World champion Warren Shouldice announces retirement
Reigning aerial world champion Warren Shouldice has decided to hang up his skis after a decade on Canada's freestyle ski team.
The 29-year-old from Calgary is a two-time Olympian. He finished sixth at the Torino Games in 2006 and 10th in Vancouver in 2010. Over his prestigious career, Shouldice had 61 FIS World Cup starts and landed on the podium a dozen times, including an impressive win in front of a hometown crowd in 2011. He competed in three World Championships, where he earned a bronze in 2009 and gold in 2011.
Shouldice will be remembered as an incredible athlete who had a knack for rebounding from adversity and who had a special relationship with an impressive signature trick.
At 19 years old, in 2002, Shouldice broke his neck in a fluke accident during summer water ramp training. He then went on to compete in his first World Cup only a few months later. It wasn't the first time he would prove his mettle on the air site.
The man who would forever be known as “Wookie” to his coaches and teammates went on to develop a trick that he remains the only aerialist in the world to compete. The jump is a lay, triple full, full (a quadruple twisting triple backflip with three twists on the second flip). Tradition says the first athlete to compete a trick earns the right to name it. Shouldice called his the “Lawn Chair 3000.”
“A lawn chair is slang in aerials for a buckled [bad] takeoff; 3000 is for the triple full," Shouldice explained. "It seemed like the most ridiculous thing I could name it, so I went with it. It’s kind of an inside joke.”
Shouldice performed the jump at the 2006 Torino Games and just barely missed the podium with a deep landing.
Then in, 2009 at a World Cup event in Quebec, Shouldice crashed badly on the trick and suffered a concussion and compressed vertebrae. Never one to give up, just six weeks later he rebounded at Worlds in Inawashiro, Japan and performed it again to take the bronze.

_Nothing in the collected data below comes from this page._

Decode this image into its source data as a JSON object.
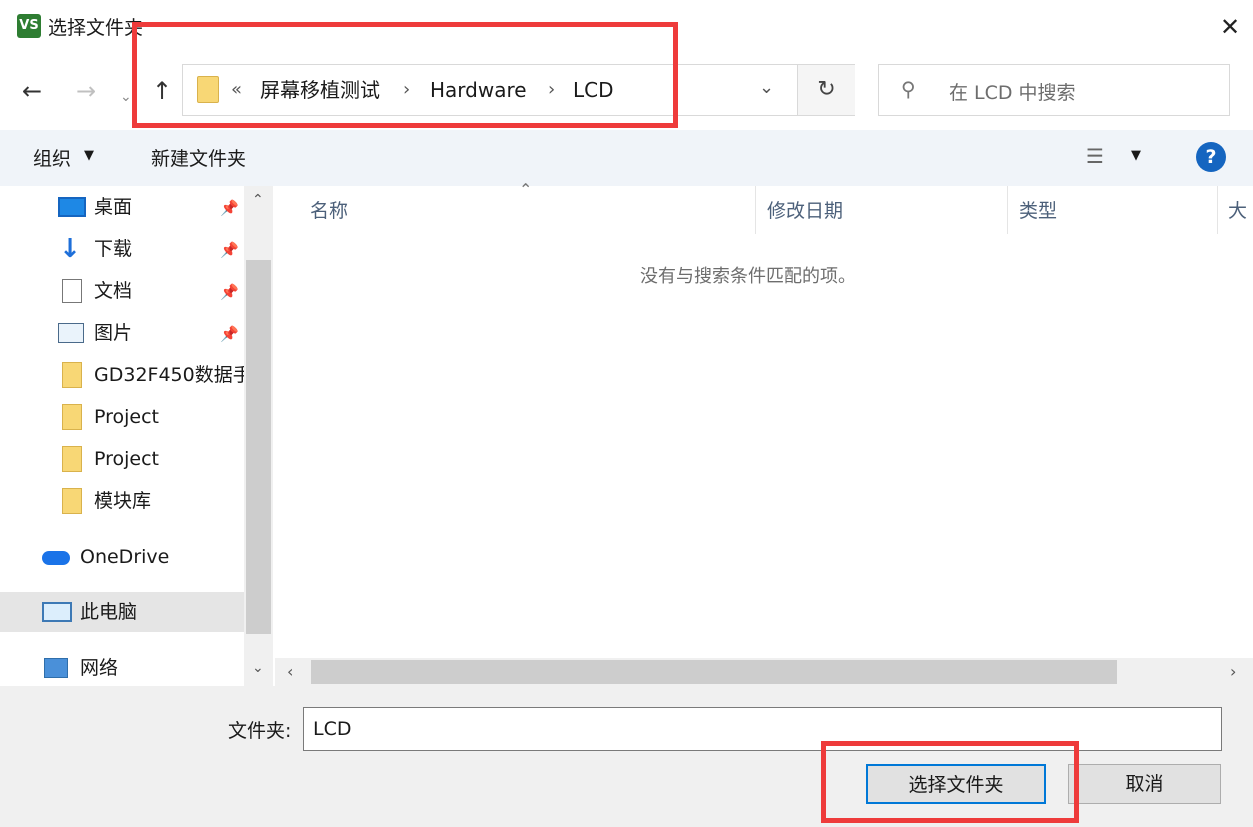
{
  "window": {
    "app_icon_text": "VS",
    "title": "选择文件夹",
    "close_glyph": "✕"
  },
  "nav": {
    "back_glyph": "←",
    "forward_glyph": "→",
    "recent_glyph": "⌄",
    "up_glyph": "↑"
  },
  "address": {
    "overflow": "«",
    "breadcrumbs": [
      "屏幕移植测试",
      "Hardware",
      "LCD"
    ],
    "separator": "›",
    "dropdown_glyph": "⌄",
    "refresh_glyph": "↻"
  },
  "search": {
    "icon_glyph": "⚲",
    "placeholder": "在 LCD 中搜索"
  },
  "toolbar": {
    "organize": "组织",
    "organize_arrow": "▼",
    "new_folder": "新建文件夹",
    "view_glyph": "☰",
    "view_arrow": "▼",
    "help_glyph": "?"
  },
  "sidebar": {
    "items": [
      {
        "label": "桌面",
        "icon": "desktop-icon",
        "pinned": true
      },
      {
        "label": "下载",
        "icon": "download-icon",
        "pinned": true
      },
      {
        "label": "文档",
        "icon": "document-icon",
        "pinned": true
      },
      {
        "label": "图片",
        "icon": "pictures-icon",
        "pinned": true
      },
      {
        "label": "GD32F450数据手",
        "icon": "folder-icon",
        "pinned": false
      },
      {
        "label": "Project",
        "icon": "folder-icon",
        "pinned": false
      },
      {
        "label": "Project",
        "icon": "folder-icon",
        "pinned": false
      },
      {
        "label": "模块库",
        "icon": "folder-icon",
        "pinned": false
      },
      {
        "label": "OneDrive",
        "icon": "onedrive-icon",
        "pinned": false
      },
      {
        "label": "此电脑",
        "icon": "this-pc-icon",
        "pinned": false,
        "selected": true
      },
      {
        "label": "网络",
        "icon": "network-icon",
        "pinned": false
      }
    ],
    "pin_glyph": "📌",
    "scroll_up": "⌃",
    "scroll_down": "⌄"
  },
  "files": {
    "columns": [
      "名称",
      "修改日期",
      "类型",
      "大"
    ],
    "sort_glyph": "⌃",
    "empty_message": "没有与搜索条件匹配的项。",
    "scroll_left": "‹",
    "scroll_right": "›"
  },
  "footer": {
    "folder_label": "文件夹:",
    "folder_value": "LCD",
    "select_button": "选择文件夹",
    "cancel_button": "取消"
  },
  "colors": {
    "highlight": "#ee3b3b",
    "accent": "#0078d7",
    "folder": "#f8d775"
  }
}
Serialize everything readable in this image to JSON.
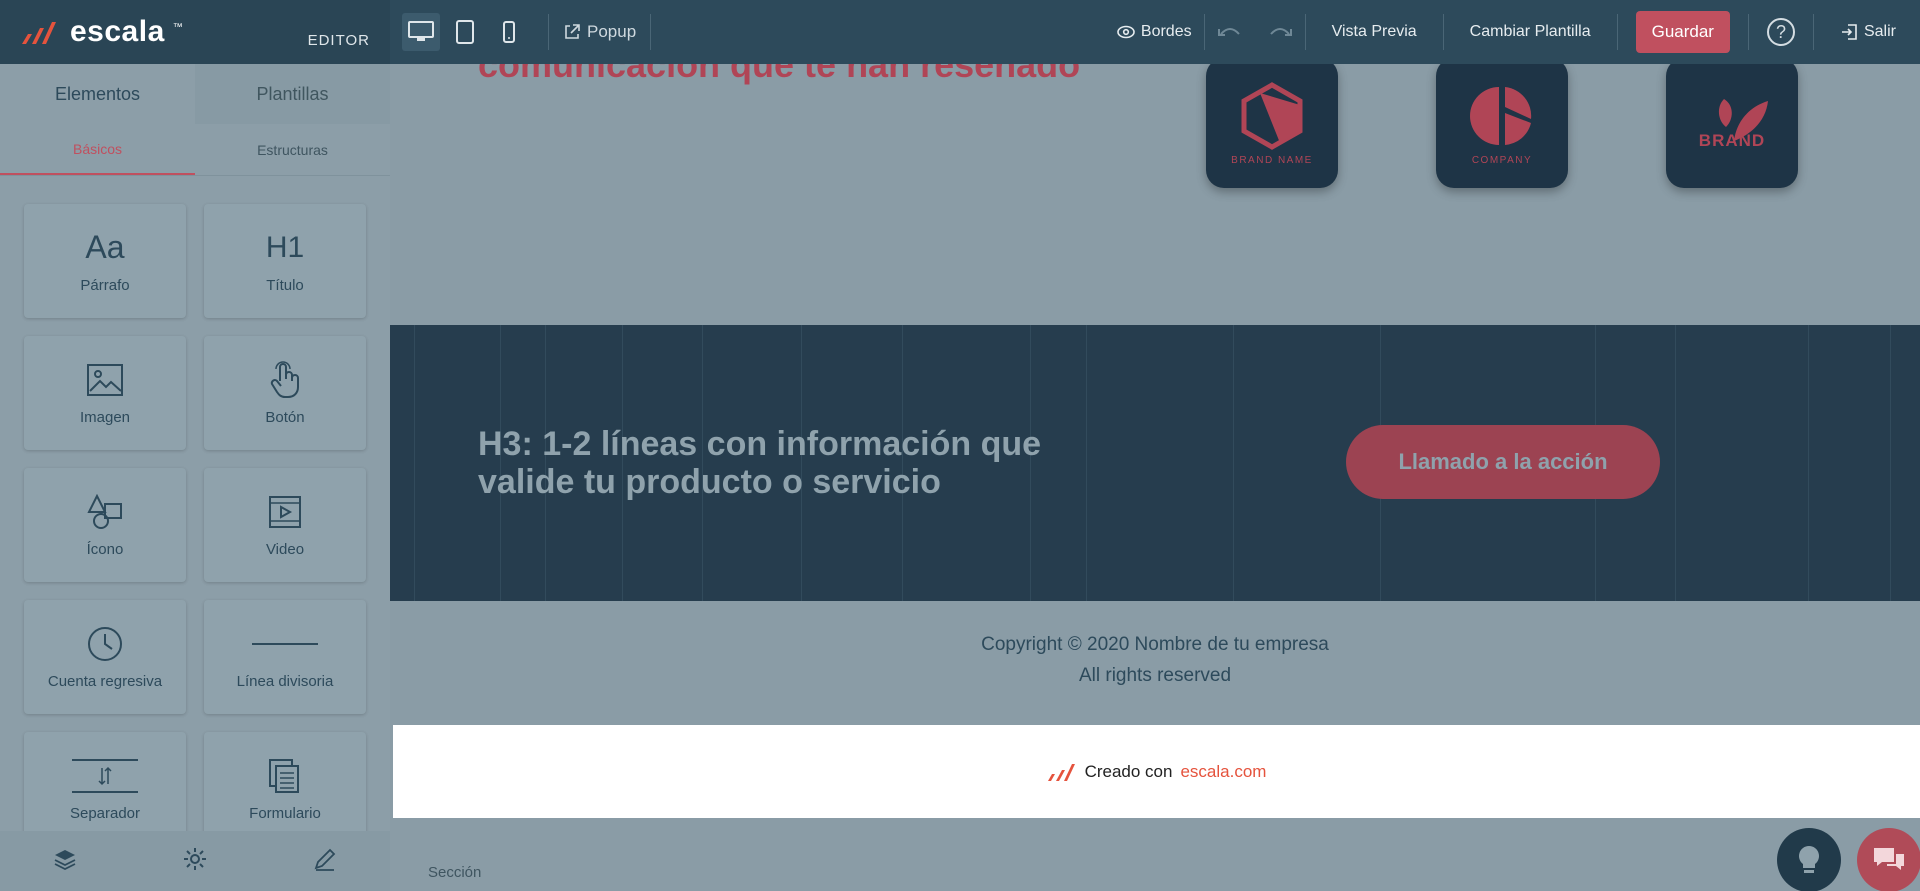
{
  "topbar": {
    "brand": "escala",
    "brand_tm": "™",
    "editor_label": "EDITOR",
    "popup_label": "Popup",
    "bordes_label": "Bordes",
    "preview_label": "Vista Previa",
    "change_template_label": "Cambiar Plantilla",
    "save_label": "Guardar",
    "help_label": "?",
    "exit_label": "Salir"
  },
  "sidebar": {
    "tabs": [
      {
        "label": "Elementos"
      },
      {
        "label": "Plantillas"
      }
    ],
    "subtabs": [
      {
        "label": "Básicos"
      },
      {
        "label": "Estructuras"
      }
    ],
    "elements": [
      {
        "label": "Párrafo",
        "icon": "Aa"
      },
      {
        "label": "Título",
        "icon": "H1"
      },
      {
        "label": "Imagen",
        "icon": "image-icon"
      },
      {
        "label": "Botón",
        "icon": "pointer-hand-icon"
      },
      {
        "label": "Ícono",
        "icon": "shapes-icon"
      },
      {
        "label": "Video",
        "icon": "video-icon"
      },
      {
        "label": "Cuenta regresiva",
        "icon": "clock-icon"
      },
      {
        "label": "Línea divisoria",
        "icon": "line-icon"
      },
      {
        "label": "Separador",
        "icon": "separator-icon"
      },
      {
        "label": "Formulario",
        "icon": "form-icon"
      }
    ]
  },
  "canvas": {
    "hero_text": "comunicación que te han reseñado",
    "logos": [
      {
        "caption": "BRAND NAME"
      },
      {
        "caption": "COMPANY"
      },
      {
        "caption": "BRAND"
      }
    ],
    "cta_title": "H3: 1-2 líneas con información que valide tu producto o servicio",
    "cta_button": "Llamado a la acción",
    "footer_line1": "Copyright © 2020 Nombre de tu empresa",
    "footer_line2": "All rights reserved",
    "made_with": "Creado con",
    "made_link": "escala.com",
    "section_label": "Sección"
  },
  "colors": {
    "topbar": "#2d4a5b",
    "accent": "#c0505f",
    "cta_bg": "#263d4e",
    "overlay": "#8a9ca6"
  }
}
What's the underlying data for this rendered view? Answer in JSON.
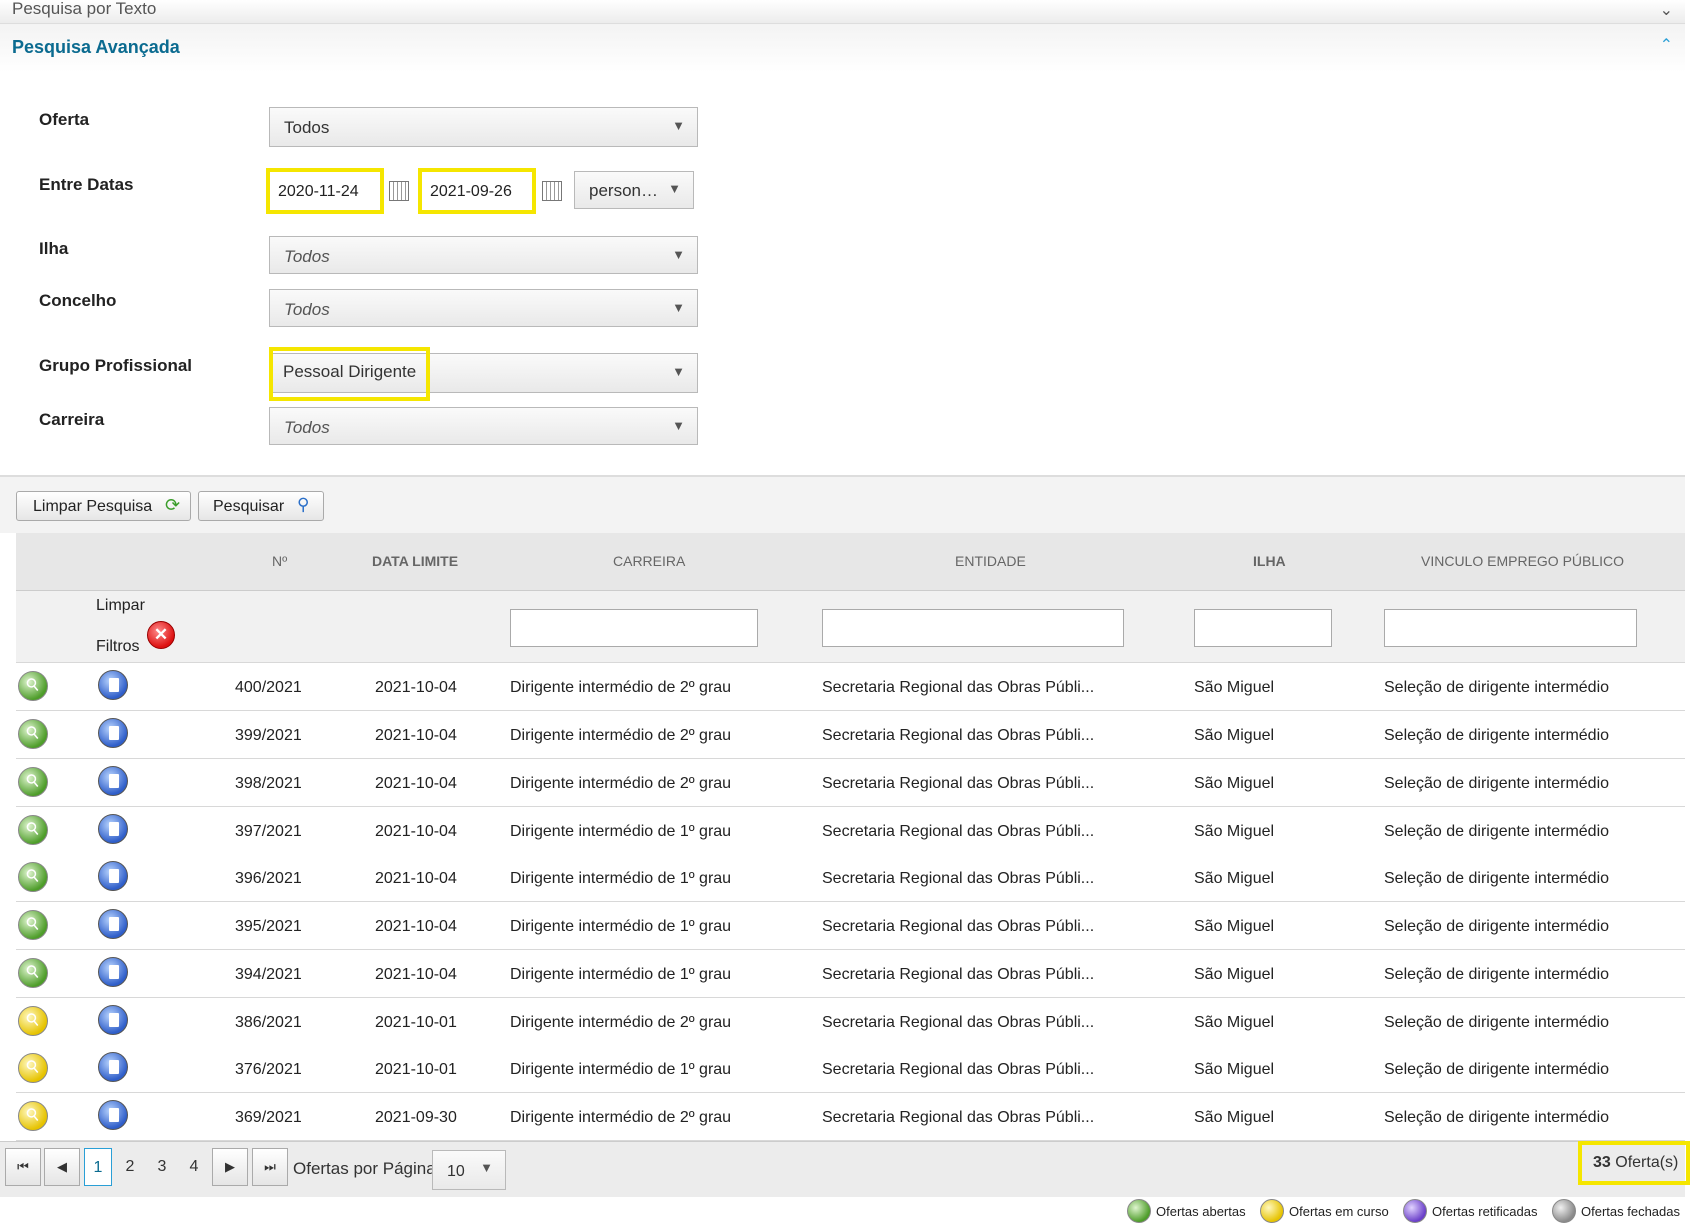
{
  "accordion": {
    "text_search_title": "Pesquisa por Texto",
    "advanced_search_title": "Pesquisa Avançada"
  },
  "filters": {
    "oferta": {
      "label": "Oferta",
      "value": "Todos"
    },
    "entre_datas": {
      "label": "Entre Datas",
      "start": "2020-11-24",
      "end": "2021-09-26",
      "mode": "person…"
    },
    "ilha": {
      "label": "Ilha",
      "value": "Todos"
    },
    "concelho": {
      "label": "Concelho",
      "value": "Todos"
    },
    "grupo_profissional": {
      "label": "Grupo Profissional",
      "value": "Pessoal Dirigente"
    },
    "carreira": {
      "label": "Carreira",
      "value": "Todos"
    }
  },
  "toolbar": {
    "clear_label": "Limpar Pesquisa",
    "search_label": "Pesquisar"
  },
  "table": {
    "headers": {
      "numero": "Nº",
      "data_limite": "DATA LIMITE",
      "carreira": "CARREIRA",
      "entidade": "ENTIDADE",
      "ilha": "ILHA",
      "vinculo": "VINCULO EMPREGO PÚBLICO"
    },
    "clear_filters_line1": "Limpar",
    "clear_filters_line2": "Filtros",
    "rows": [
      {
        "status": "open",
        "numero": "400/2021",
        "data": "2021-10-04",
        "carreira": "Dirigente intermédio de 2º grau",
        "entidade": "Secretaria Regional das Obras Públi...",
        "ilha": "São Miguel",
        "vinculo": "Seleção de dirigente intermédio"
      },
      {
        "status": "open",
        "numero": "399/2021",
        "data": "2021-10-04",
        "carreira": "Dirigente intermédio de 2º grau",
        "entidade": "Secretaria Regional das Obras Públi...",
        "ilha": "São Miguel",
        "vinculo": "Seleção de dirigente intermédio"
      },
      {
        "status": "open",
        "numero": "398/2021",
        "data": "2021-10-04",
        "carreira": "Dirigente intermédio de 2º grau",
        "entidade": "Secretaria Regional das Obras Públi...",
        "ilha": "São Miguel",
        "vinculo": "Seleção de dirigente intermédio"
      },
      {
        "status": "open",
        "numero": "397/2021",
        "data": "2021-10-04",
        "carreira": "Dirigente intermédio de 1º grau",
        "entidade": "Secretaria Regional das Obras Públi...",
        "ilha": "São Miguel",
        "vinculo": "Seleção de dirigente intermédio"
      },
      {
        "status": "open",
        "numero": "396/2021",
        "data": "2021-10-04",
        "carreira": "Dirigente intermédio de 1º grau",
        "entidade": "Secretaria Regional das Obras Públi...",
        "ilha": "São Miguel",
        "vinculo": "Seleção de dirigente intermédio"
      },
      {
        "status": "open",
        "numero": "395/2021",
        "data": "2021-10-04",
        "carreira": "Dirigente intermédio de 1º grau",
        "entidade": "Secretaria Regional das Obras Públi...",
        "ilha": "São Miguel",
        "vinculo": "Seleção de dirigente intermédio"
      },
      {
        "status": "open",
        "numero": "394/2021",
        "data": "2021-10-04",
        "carreira": "Dirigente intermédio de 1º grau",
        "entidade": "Secretaria Regional das Obras Públi...",
        "ilha": "São Miguel",
        "vinculo": "Seleção de dirigente intermédio"
      },
      {
        "status": "curso",
        "numero": "386/2021",
        "data": "2021-10-01",
        "carreira": "Dirigente intermédio de 2º grau",
        "entidade": "Secretaria Regional das Obras Públi...",
        "ilha": "São Miguel",
        "vinculo": "Seleção de dirigente intermédio"
      },
      {
        "status": "curso",
        "numero": "376/2021",
        "data": "2021-10-01",
        "carreira": "Dirigente intermédio de 1º grau",
        "entidade": "Secretaria Regional das Obras Públi...",
        "ilha": "São Miguel",
        "vinculo": "Seleção de dirigente intermédio"
      },
      {
        "status": "curso",
        "numero": "369/2021",
        "data": "2021-09-30",
        "carreira": "Dirigente intermédio de 2º grau",
        "entidade": "Secretaria Regional das Obras Públi...",
        "ilha": "São Miguel",
        "vinculo": "Seleção de dirigente intermédio"
      }
    ]
  },
  "pagination": {
    "pages": [
      "1",
      "2",
      "3",
      "4"
    ],
    "current": "1",
    "per_page_label": "Ofertas por Página",
    "per_page_value": "10",
    "total_count": "33",
    "total_suffix": "Oferta(s)"
  },
  "legend": {
    "open": "Ofertas abertas",
    "curso": "Ofertas em curso",
    "retificadas": "Ofertas retificadas",
    "fechadas": "Ofertas fechadas"
  },
  "colors": {
    "accent": "#0b6b90",
    "highlight": "#f5e600",
    "open": "#4e9d2a",
    "curso": "#e6c300",
    "retificadas": "#6a3fc9",
    "fechadas": "#8a8a8a"
  }
}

At the Vancouver Games Shouldice posted the highest score of the aerial competition with his signature jump, unfortunately he underperformed on his other jump in the event where two jumps scores are combined to determine the final placing and landed in 10th position.
Along with the opportunity to represent Canada at two Olympics, the highlight of Shouldice’s career came at the 2011 Worlds in Deer Valley, Utah. At that event, in a textbook clutch performance, he came back from seventh position after his first jump to put down a perfect lay, triple full, full and earn a perfect score to take the world title.
“That was three seconds that will last a lifetime,” said Shouldice. “To do that jump, that’s basically mine, under those circumstances, under the pressure, and to get a perfect score – to do the best jump I’ve ever done — and then at that perfect moment it was a dream come true. I have such profound respect for that trick. It’s such a hard jump to do well, let alone perfectly. And how everything came together at that moment in Deer Valley, I’ll remember it vividly and clearly for the rest of my life.”
The former gymnast did not take his decision to retire lightly. “It’s not a decision that you come to quickly. It’s something I’ve been thinking about probably ever since the Vancouver Games, but after the Games I decided that I had a little bit more in me and I managed to pull it together for that performance at Worlds.
“After getting injured in 2012 and taking some time off I found that I really enjoyed my time at home. I went to school and realized that I am ready to start the next chapter of my life. I’m really excited about getting an education, getting a job and moving forward,” said Shouldice.
Canadian Freestyle Ski Association CEO Peter Judge said Shouldice will be missed.
“Wookie was one of those athletes who was not only a marquee performer, but he developed into a real team leader. That’s the beauty of being involved with an athlete from the time they’re an adolescent, you really see an evolution and with Wookie it was profound. He was always a little in the shadows when he was younger but when it was his time to step up and lead the team he did it very well and was respected not only by his teammates but by competitors from other countries as well.”
Shouldice expressed his appreciation to his parents, his teammates past and present and all the coaches who helped him in his career. But he had special thanks for Canadian Aerial Coach Dennis Capicik.
“He’s been working with me my entire career,” said Shouldice, “And I can promise you that I never, ever, ever would have made it this far, or even made it period, without him. He’s the sole reason that I became an Olympian and a World Champion. With all the struggles I’ve faced, without him there I could not have done it.”
Capicik said he understands and respects Shouldice’s decision to retire and wishes him all the best for the future, but at the same time he acknowledged, “It’s going to be lonely without him. He and I developed a trust and a good rapport. We shared a good working relationship and a great friendship. Wook’s retirement represents an end of an era for the Canadian men’s aerial team, but we have a lot of new talent and lots of things to look forward to.”
Shouldice agreed that he’s leaving the team in good shape. “The team is in good hands. Oli (Gatineau, Quebec’s Olivier Rochon) won the Grand Prix last year so we’re looking good coming in to Sochi in 2014.”